Clement had taken care to keep his head down and profit by the darkness of the place. As soon as the guard left, Clement said to Lotus, "I must leave you, but I'll be back and take you North with me, or die in the attempt."
"Tell the guard I have gone out to see the captain and will be in again shortly. I expect the governor himself will be down with the soldiers."
As he walked rapidly through the woods to the station, true to the newsgatherer's instinct, it occurred to him that being first on the ground, he might make a "scoop" and add a turn of business to his little adventure. He stopped in the dense forest, donned a black wig to cover his red stiff hair, drew a pair of nose glasses from his pocket and adjusted them, then hurried on toward the station. On his way he met a guard coming in with a convict. He hailed him, represented himself to be a correspondent for a well known administration paper, and stated his mission to be to get a correct report of the affair before it was misconstrued by the opposition papers. Producing his note-book, he rapidly noted the guard's explanation of the affair. He thanked him and walked on to the station.

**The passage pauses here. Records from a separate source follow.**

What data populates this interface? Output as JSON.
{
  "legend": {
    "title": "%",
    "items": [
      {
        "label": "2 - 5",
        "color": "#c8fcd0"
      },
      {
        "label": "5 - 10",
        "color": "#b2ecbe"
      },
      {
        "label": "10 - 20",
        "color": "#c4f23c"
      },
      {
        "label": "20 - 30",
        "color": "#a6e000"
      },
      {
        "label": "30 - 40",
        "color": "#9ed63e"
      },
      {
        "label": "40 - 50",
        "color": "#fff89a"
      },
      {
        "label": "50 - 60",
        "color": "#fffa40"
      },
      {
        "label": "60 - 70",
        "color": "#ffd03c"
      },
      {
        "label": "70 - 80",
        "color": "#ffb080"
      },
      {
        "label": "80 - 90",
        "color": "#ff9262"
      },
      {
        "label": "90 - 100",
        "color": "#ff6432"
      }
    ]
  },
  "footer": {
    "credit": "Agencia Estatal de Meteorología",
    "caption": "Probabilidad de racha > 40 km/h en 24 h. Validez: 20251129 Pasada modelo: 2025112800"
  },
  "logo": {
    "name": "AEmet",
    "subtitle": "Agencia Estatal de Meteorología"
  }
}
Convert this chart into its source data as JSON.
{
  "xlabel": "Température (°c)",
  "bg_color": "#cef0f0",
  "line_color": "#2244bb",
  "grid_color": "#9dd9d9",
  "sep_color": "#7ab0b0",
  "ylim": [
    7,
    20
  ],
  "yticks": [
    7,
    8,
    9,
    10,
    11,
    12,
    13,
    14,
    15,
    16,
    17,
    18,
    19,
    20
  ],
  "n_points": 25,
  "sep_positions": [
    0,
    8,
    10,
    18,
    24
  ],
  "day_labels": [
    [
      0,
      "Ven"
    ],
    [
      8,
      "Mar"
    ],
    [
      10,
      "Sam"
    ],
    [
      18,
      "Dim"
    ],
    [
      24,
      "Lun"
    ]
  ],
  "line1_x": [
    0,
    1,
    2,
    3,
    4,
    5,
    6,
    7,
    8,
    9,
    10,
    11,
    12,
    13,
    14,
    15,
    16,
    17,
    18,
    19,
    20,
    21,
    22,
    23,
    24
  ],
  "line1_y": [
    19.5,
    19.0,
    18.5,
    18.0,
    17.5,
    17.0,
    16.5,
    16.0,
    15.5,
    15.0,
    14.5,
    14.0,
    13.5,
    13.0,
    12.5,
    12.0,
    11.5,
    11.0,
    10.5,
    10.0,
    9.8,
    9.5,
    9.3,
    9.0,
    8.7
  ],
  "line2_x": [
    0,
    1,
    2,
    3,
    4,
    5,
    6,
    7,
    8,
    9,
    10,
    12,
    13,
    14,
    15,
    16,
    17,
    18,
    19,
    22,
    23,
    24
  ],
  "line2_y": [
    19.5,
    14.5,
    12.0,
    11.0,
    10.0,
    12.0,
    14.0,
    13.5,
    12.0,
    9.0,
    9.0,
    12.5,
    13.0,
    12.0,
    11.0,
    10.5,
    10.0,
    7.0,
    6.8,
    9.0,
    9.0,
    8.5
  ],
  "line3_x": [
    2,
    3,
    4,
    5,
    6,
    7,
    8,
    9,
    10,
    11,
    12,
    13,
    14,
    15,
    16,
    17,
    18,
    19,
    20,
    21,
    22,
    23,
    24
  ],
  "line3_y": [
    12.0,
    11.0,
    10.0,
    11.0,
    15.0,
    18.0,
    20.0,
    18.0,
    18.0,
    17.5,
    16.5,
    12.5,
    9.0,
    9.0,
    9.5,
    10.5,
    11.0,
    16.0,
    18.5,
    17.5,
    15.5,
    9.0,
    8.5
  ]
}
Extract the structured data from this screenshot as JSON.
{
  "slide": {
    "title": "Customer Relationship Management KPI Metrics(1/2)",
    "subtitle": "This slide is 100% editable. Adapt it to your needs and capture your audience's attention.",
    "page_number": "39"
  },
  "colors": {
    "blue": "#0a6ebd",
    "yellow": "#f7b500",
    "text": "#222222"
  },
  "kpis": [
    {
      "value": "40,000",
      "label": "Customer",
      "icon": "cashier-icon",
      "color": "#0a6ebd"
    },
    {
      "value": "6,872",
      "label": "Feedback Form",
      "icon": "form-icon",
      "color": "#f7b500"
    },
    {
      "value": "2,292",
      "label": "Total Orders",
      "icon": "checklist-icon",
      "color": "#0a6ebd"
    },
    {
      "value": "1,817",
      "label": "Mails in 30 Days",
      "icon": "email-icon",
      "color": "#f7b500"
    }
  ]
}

Arriving there he learned that it would be two hours before train time. He concluded to walk over to Welshtown and board the train for Grandville at that place. Fortune favored him. He chanced to meet up with a countryman jogging along in a wagon, from whom he got a lift to Welshtown. At Welshtown he succeeded in getting an account of the affair from the other side.
He went to a hotel and wrote up the matter. In his excellent report he deftly worked a description of the solitary convict. Pictured him as stating that having been unjustly imprisoned he refused to go away with the rest and thus be hunted up and down the earth, never to be free from the ghost of the convict mines. He incidentally hinted that the case ought to be looked into. Evidentially, he added, the case appeared to be one for executive clemency. He reviewed the case of Dr. Stone, spoke of him as being a victim to insatiate hate of Abe Johnsing, whose character alone ought to belie his sworn allegation.
Boarding the afternoon train, he took advantage of a thirty-minute stop at the only place where his article could be put on the wires and sent the message to the evening papers at Grandville. He met six companies of militia about 40 miles from Grandville enroute to the supposed scene of the disturbance.
One every corner, as he walked toward the parsonage in Irondale, he heard the newsboys crying: "Latest news from the convict mines."